The remote inlet down Wellfleet's Herring River is a place where the tides recede fast and far, and that's left the animals mired in a greyish-brown mud one local calls "Wellfleet mayonnaise".
Walking is the only way to reach the animals, but it's not easy. Rescuers crunch through cord grass and seashells before hitting a grabby muck that releases footsteps with a sucking pop. One volunteer hits a thigh-deep hole and tumbles forward. Mud covers his face like messy war paint.
It's a scene that's played itself out all winter long, and scientists have no idea why. A year ago, the 11 dolphins that stranded themselves on Tuesday would have been a remarkable number. Now they're just added to an ever-growing tally.
In the last month, 178 short-beaked common dolphins have stranded on Cape Cod, and 125 have died. The total is nearly five times the average of 37 common dolphins that have stranded each of the past 12 years.
Workers at the International Fund for Animal Welfare, which has led the rescue efforts, tag and take blood from the stranded animals. Necropsies have been done on dead dolphins and a Congressional briefing was held this month in the push for answers. But researchers can offer only theories such as changes in weather, water temperature or behaviour of the dolphins' prey.
Geography may also play a role, if the dolphins are getting lost along the Cape's jagged inner coastline in towns like Wellfleet.
Wellfleet in mid-February feels like a place long emptied out after a dimly remembered party. A drive into town takes you past a closed mini-golf course, candy store and drive-in theatre. A downtown road rolls by shuttered cottages and motel cabins.
But Wellfleet is a hot spot for the dolphin strandings, in part because of features such as Jeremy Point, a thin peninsula that blocks the way to Cape Cod Bay if the dolphins wander too far into the town's harbour, as they did on Tuesday.
The rescuers make a quick assessment once they reach the 11 animals.

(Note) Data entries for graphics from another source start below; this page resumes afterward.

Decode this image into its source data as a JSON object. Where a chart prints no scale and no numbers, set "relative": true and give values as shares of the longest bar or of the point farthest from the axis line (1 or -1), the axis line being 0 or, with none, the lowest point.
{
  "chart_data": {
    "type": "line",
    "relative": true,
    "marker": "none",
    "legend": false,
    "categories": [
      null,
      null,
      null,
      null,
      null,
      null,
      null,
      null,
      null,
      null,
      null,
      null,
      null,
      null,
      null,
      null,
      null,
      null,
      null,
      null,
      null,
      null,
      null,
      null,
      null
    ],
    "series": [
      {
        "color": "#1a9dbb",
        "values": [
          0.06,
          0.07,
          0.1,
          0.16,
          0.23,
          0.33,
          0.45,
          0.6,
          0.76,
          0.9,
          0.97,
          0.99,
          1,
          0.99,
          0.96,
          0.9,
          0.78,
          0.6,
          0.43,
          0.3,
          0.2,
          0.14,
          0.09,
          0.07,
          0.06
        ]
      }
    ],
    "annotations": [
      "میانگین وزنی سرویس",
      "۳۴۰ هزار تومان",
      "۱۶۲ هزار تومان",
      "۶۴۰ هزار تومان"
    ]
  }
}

One dolphin is dead, but the other 10 appear healthy, and some bang their tails in the shallows, struggling to move. Rescuers decide the best course is to wait for the incoming tide to free the dolphins so boats can try to herd them out of trouble. The only other alternative is hauling them to a waiting trailer, and open water. But the trailer is nearly a mile away.

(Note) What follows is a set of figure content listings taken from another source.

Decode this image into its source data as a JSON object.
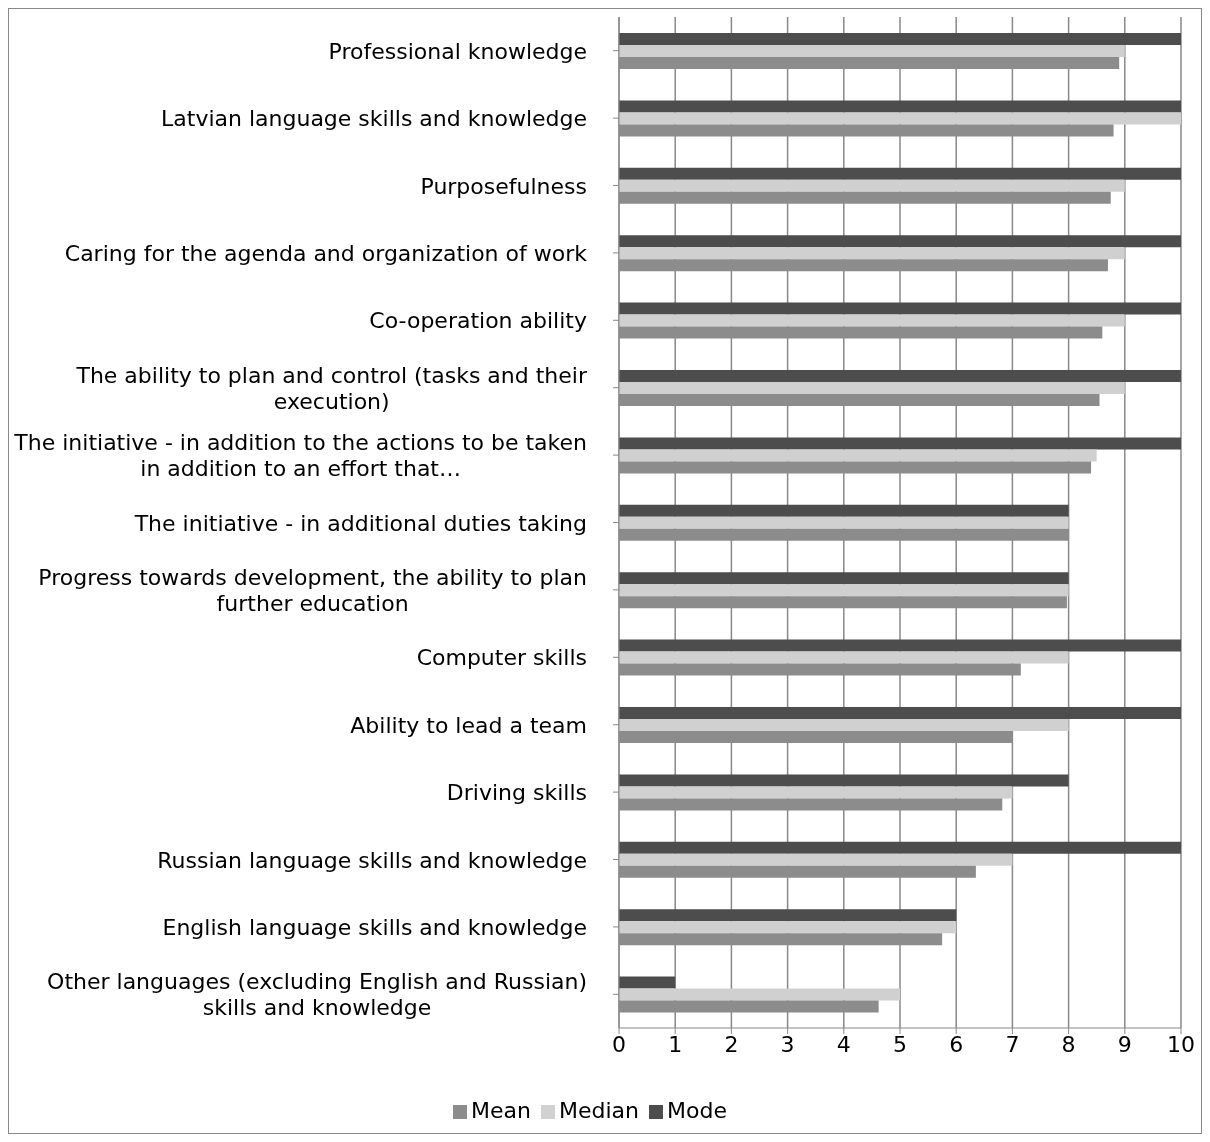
{
  "chart_data": {
    "type": "bar",
    "orientation": "horizontal",
    "categories": [
      "Professional knowledge",
      "Latvian language skills and knowledge",
      "Purposefulness",
      "Caring for the agenda and organization of work",
      "Co-operation ability",
      "The ability to plan and control (tasks and their execution)",
      "The initiative - in addition to the actions to be taken in addition to an effort that…",
      "The initiative - in additional duties taking",
      "Progress towards development, the ability to plan further education",
      "Computer skills",
      "Ability to lead a team",
      "Driving skills",
      "Russian language skills and knowledge",
      "English language skills and knowledge",
      "Other languages (excluding English and Russian) skills and knowledge"
    ],
    "series": [
      {
        "name": "Mode",
        "color": "#4d4d4d",
        "values": [
          10,
          10,
          10,
          10,
          10,
          10,
          10,
          8,
          8,
          10,
          10,
          8,
          10,
          6,
          1
        ]
      },
      {
        "name": "Median",
        "color": "#d0d0d0",
        "values": [
          9,
          10,
          9,
          9,
          9,
          9,
          8.5,
          8,
          8,
          8,
          8,
          7,
          7,
          6,
          5
        ]
      },
      {
        "name": "Mean",
        "color": "#8c8c8c",
        "values": [
          8.9,
          8.8,
          8.75,
          8.7,
          8.6,
          8.55,
          8.4,
          8,
          7.97,
          7.15,
          7,
          6.82,
          6.35,
          5.75,
          4.62
        ]
      }
    ],
    "xlim": [
      0,
      10
    ],
    "xticks": [
      0,
      1,
      2,
      3,
      4,
      5,
      6,
      7,
      8,
      9,
      10
    ],
    "grid": "x",
    "legend": "bottom"
  }
}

Waiting has risks. Dolphins can't survive long on land and there's no guarantee the boats can push the dolphins on to safety.

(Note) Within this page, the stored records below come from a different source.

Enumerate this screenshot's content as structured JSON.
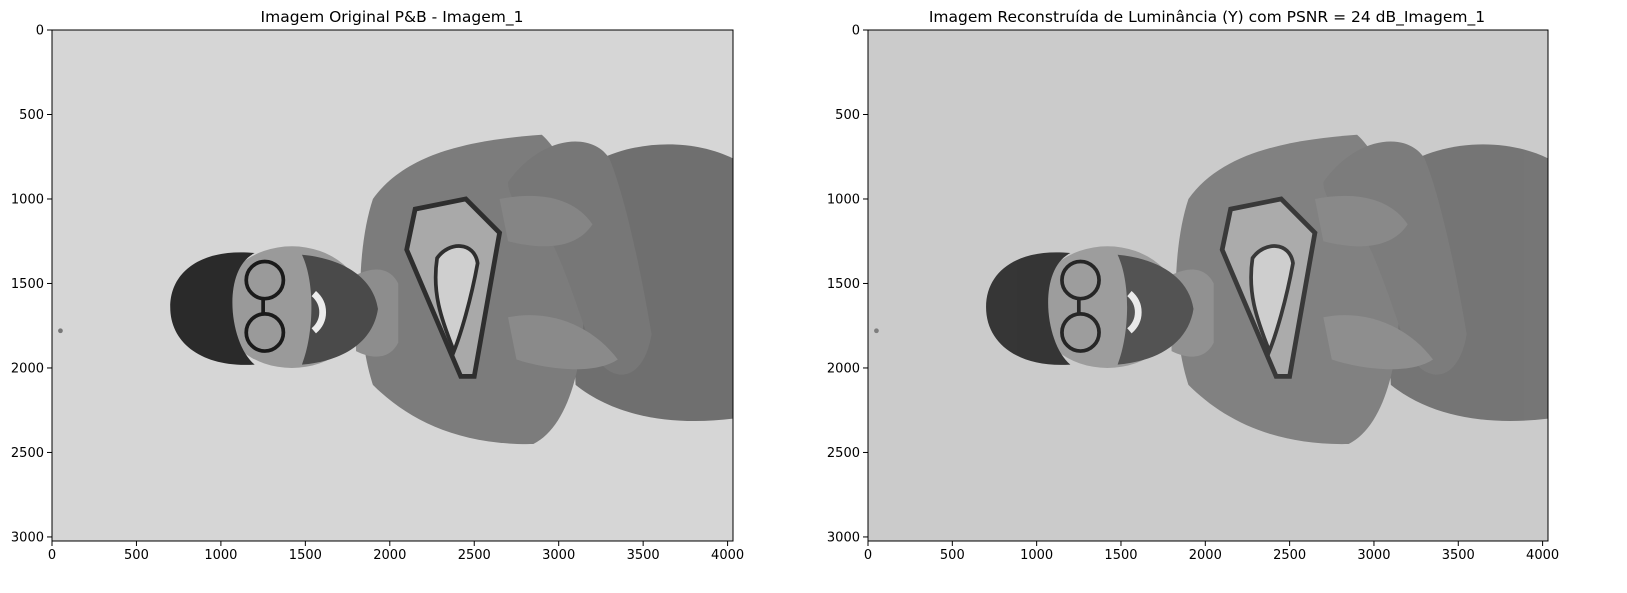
{
  "chart_data": [
    {
      "type": "image",
      "title": "Imagem Original P&B - Imagem_1",
      "xlim": [
        0,
        4032
      ],
      "ylim": [
        3024,
        0
      ],
      "x_ticks": [
        0,
        500,
        1000,
        1500,
        2000,
        2500,
        3000,
        3500,
        4000
      ],
      "y_ticks": [
        0,
        500,
        1000,
        1500,
        2000,
        2500,
        3000
      ],
      "colormap": "gray",
      "background_gray": "#d6d6d6",
      "content": "grayscale photo rotated 90°: bearded man with round glasses, arms crossed, wearing a Superman-logo t-shirt"
    },
    {
      "type": "image",
      "title": "Imagem Reconstruída de Luminância (Y) com PSNR = 24 dB_Imagem_1",
      "xlim": [
        0,
        4032
      ],
      "ylim": [
        3024,
        0
      ],
      "x_ticks": [
        0,
        500,
        1000,
        1500,
        2000,
        2500,
        3000,
        3500,
        4000
      ],
      "y_ticks": [
        0,
        500,
        1000,
        1500,
        2000,
        2500,
        3000
      ],
      "colormap": "gray",
      "background_gray": "#cbcbcb",
      "content": "reconstructed luminance of the same photo, slightly darker"
    }
  ]
}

"Now's where we start crossing our fingers," said the fund's Brian Sharp as he headed for a boat.
Rescuers in orange vests and black waders work in pairs to move the dolphins on slings, bringing them closer together and pointed the right way.
"We'll take advantage of the fact that they're social animals," said Kerry Branon, a fund spokesperson. "We're hoping if we release them together, they'll stick together and then we'll herd them out around the point."
Not all the dolphins are on board, though. One drifts off to the left, where he could beach again. The manager of the stranding team, Katie Moore, slides over, grabs its dorsal fin, and gives it a push in the right direction.
"You're going the wrong way, buddy," she said.
The inlet continues to fill and the dolphins break into waters that are deeper than the rescuers can follow, but they're in two groups. The Ifaw's boat eventually follows one pod and the Wellfleet harbourmaster takes another. The noise from the motors pushes the dolphins ahead. So do acoustic pingers, devices that make a sound that annoys the dolphins.
From here, all the shore workers can do is await word from the boats, which will follow the dolphins until dark, if needed. The crew trudges off the beach and gathers later in a parking lot at the Wellfleet marina, where coffee and doughnut holes beckon.